2. Hurricanes Help Fertilize the Planet
Although 78% of Earth's atmosphere is nitrogen, which is essential for plants, this nitrogen is not usable directly by plants. Some plants are "gifted" with bacteria that live within their roots and help create usable nitrogen for plants. However, the vast majority of plants don't have the luxury of this bacteria. Thankfully, thunderstorms ordinarily produce lightning. What? "Thankfully lightning?" Well, you see, lightning converts some of the air's unusable nitrogen into "fixed" nitrogen, which can be used by plants. This process along with the actual rainfall is a rich source of fertilization for the planet.
3. Hurricanes Prune Forests and Promote Growth
High winds are symbolic of hurricanes. Winds tend to destroy things that humans build. They are dangerous not only to property but also to lives. However, they also offer an essential benefit - clearing away large portions of weak and dead plants, vegetation, branches, etc. They act as a pruning mechanism that creates gaps within forests, recycles vegetation and promotes the growth of new plants and trees. In the total sum of things, high winds play an important role in a planet's ecosystem.
4. Hurricanes Break Droughts
Besides the obvious initial hit of substantial rainfall, hurricanes have been known to break droughts in other ways. Hurricanes are at their strongest at landfall. Along coastlines, they play a role in controlling the landscape. As hurricanes make their way inland, they weaken. But in this weakened state, they persist for extended distances and produce a lot of rainfall. This long but weakened inland path of hurricanes provides much rain that is essential for life.

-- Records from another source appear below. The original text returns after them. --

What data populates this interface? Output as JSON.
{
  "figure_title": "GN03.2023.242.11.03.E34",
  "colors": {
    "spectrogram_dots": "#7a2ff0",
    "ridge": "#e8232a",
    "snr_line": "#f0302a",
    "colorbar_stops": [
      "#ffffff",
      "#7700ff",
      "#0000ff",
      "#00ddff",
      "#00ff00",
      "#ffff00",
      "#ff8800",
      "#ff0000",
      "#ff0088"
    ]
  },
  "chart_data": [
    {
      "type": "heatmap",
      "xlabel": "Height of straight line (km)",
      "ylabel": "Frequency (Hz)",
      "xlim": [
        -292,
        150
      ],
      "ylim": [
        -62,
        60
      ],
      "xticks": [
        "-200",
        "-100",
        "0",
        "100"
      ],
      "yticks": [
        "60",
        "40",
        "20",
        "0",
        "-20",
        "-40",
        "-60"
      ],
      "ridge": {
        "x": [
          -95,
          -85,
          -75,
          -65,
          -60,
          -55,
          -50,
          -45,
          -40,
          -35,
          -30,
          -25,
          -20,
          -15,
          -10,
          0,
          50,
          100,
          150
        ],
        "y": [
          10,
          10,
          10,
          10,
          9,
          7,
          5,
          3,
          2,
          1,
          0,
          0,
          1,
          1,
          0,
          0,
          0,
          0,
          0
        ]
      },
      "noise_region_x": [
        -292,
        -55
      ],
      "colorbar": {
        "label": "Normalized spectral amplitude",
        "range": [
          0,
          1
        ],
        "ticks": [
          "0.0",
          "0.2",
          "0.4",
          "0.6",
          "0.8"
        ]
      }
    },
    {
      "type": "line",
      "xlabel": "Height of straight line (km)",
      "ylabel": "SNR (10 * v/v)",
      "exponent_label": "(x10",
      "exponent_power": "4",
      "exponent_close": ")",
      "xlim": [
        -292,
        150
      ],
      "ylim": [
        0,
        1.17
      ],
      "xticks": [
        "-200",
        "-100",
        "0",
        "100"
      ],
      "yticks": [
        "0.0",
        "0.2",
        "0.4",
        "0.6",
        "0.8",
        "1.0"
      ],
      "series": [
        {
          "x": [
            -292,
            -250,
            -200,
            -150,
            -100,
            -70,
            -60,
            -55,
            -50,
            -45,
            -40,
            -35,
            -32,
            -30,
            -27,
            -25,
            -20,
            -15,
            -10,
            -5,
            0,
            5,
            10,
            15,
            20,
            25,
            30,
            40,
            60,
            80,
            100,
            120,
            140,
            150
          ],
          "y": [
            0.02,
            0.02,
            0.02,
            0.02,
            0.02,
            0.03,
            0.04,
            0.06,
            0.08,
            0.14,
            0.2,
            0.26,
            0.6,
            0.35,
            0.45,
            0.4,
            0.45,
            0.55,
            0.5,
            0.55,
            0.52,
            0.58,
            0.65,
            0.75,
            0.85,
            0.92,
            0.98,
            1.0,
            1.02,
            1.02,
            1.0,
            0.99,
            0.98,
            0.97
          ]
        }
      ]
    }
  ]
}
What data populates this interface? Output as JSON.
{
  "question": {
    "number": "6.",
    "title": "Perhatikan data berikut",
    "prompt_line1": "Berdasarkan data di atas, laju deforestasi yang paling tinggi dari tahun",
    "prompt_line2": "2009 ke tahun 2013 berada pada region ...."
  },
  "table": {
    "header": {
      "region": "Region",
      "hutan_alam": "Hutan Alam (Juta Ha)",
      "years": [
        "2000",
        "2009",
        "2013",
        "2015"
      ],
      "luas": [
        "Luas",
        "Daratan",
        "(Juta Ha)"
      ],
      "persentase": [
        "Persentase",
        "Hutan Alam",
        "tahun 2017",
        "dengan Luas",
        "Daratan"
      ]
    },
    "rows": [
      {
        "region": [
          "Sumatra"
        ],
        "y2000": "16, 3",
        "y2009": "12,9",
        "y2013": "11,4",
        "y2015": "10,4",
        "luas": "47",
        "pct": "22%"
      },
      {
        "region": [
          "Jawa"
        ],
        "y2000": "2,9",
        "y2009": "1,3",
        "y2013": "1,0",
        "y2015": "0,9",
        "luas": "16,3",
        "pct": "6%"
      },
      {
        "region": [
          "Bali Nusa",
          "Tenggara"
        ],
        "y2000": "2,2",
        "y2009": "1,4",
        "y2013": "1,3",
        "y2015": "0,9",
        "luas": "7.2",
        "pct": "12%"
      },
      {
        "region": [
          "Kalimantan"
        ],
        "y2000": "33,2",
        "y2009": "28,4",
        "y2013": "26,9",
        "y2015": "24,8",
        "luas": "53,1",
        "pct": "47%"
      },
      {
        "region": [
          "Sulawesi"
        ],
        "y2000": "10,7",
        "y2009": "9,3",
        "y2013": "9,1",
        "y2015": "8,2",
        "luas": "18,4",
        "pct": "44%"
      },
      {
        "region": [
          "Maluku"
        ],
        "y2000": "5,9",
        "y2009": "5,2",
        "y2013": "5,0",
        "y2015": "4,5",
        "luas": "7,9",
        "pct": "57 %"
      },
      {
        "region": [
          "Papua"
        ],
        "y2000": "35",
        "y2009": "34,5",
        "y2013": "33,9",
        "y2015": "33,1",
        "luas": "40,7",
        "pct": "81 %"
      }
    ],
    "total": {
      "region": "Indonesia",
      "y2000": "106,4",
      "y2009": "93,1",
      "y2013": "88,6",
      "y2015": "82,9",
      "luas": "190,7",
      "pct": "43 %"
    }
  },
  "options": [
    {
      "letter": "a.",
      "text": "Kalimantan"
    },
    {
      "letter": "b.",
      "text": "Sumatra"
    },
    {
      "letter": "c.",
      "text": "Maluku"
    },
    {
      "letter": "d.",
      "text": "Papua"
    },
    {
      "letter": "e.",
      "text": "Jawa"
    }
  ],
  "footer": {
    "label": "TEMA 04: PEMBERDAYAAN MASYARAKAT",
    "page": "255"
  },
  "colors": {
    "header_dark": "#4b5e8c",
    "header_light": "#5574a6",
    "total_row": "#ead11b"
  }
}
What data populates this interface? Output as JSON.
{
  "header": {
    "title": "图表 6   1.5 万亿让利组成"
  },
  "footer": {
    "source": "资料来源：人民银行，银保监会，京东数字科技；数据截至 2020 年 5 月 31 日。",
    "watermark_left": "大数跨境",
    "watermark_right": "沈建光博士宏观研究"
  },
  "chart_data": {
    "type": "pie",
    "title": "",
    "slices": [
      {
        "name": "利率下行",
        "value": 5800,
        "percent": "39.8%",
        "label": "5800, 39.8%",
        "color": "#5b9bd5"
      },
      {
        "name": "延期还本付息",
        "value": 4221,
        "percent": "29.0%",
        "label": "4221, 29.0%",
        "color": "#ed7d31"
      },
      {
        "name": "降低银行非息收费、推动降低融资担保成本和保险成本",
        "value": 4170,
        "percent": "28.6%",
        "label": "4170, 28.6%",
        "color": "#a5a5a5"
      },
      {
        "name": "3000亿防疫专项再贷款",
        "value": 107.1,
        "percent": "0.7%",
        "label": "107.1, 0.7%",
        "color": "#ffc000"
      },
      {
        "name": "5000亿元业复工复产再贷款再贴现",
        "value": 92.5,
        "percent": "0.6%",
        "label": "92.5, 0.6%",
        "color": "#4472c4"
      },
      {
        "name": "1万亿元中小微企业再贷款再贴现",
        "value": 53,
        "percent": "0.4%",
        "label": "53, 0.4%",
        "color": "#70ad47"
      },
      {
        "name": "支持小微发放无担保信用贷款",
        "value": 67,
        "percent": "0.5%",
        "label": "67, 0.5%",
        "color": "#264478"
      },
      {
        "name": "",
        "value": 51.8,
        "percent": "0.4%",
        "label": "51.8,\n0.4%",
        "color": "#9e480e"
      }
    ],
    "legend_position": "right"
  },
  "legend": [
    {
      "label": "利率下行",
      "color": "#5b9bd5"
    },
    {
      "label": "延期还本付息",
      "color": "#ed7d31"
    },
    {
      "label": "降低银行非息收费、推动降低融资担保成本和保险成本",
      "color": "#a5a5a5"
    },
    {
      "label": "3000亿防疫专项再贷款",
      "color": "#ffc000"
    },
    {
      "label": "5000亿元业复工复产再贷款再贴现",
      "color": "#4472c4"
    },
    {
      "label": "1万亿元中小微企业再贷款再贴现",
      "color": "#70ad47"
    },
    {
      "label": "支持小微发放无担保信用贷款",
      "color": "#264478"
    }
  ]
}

Combine the positive impact that hurricanes have on all life on our planet and specifically on human beings with the fact that the vast majority of the universe is so incredibly dangerous and vastly inhospitable for life, and hurricanes start to appear in a different light. Our entire ecosystem relies on them. We may see hurricanes in a negative light because of the immediate devastation we see them leave. But consider for a moment that fact that without hurricanes it's highly unlikely we would even be alive. We are prone to see hurricanes as a destructive force, but we have to keep in mind that hurricanes have been a part of Earth's natural process for a very long time. Not only has life has adapted to it but may depend on it in more ways than we presently know. At the risk of discounting human pain and suffering, we must try to see hurricanes, and in fact, all natural phenomena, as part of the overall planetary ecosystem, all of it finely tuned for life, difficult at times to deal with, but indispensable.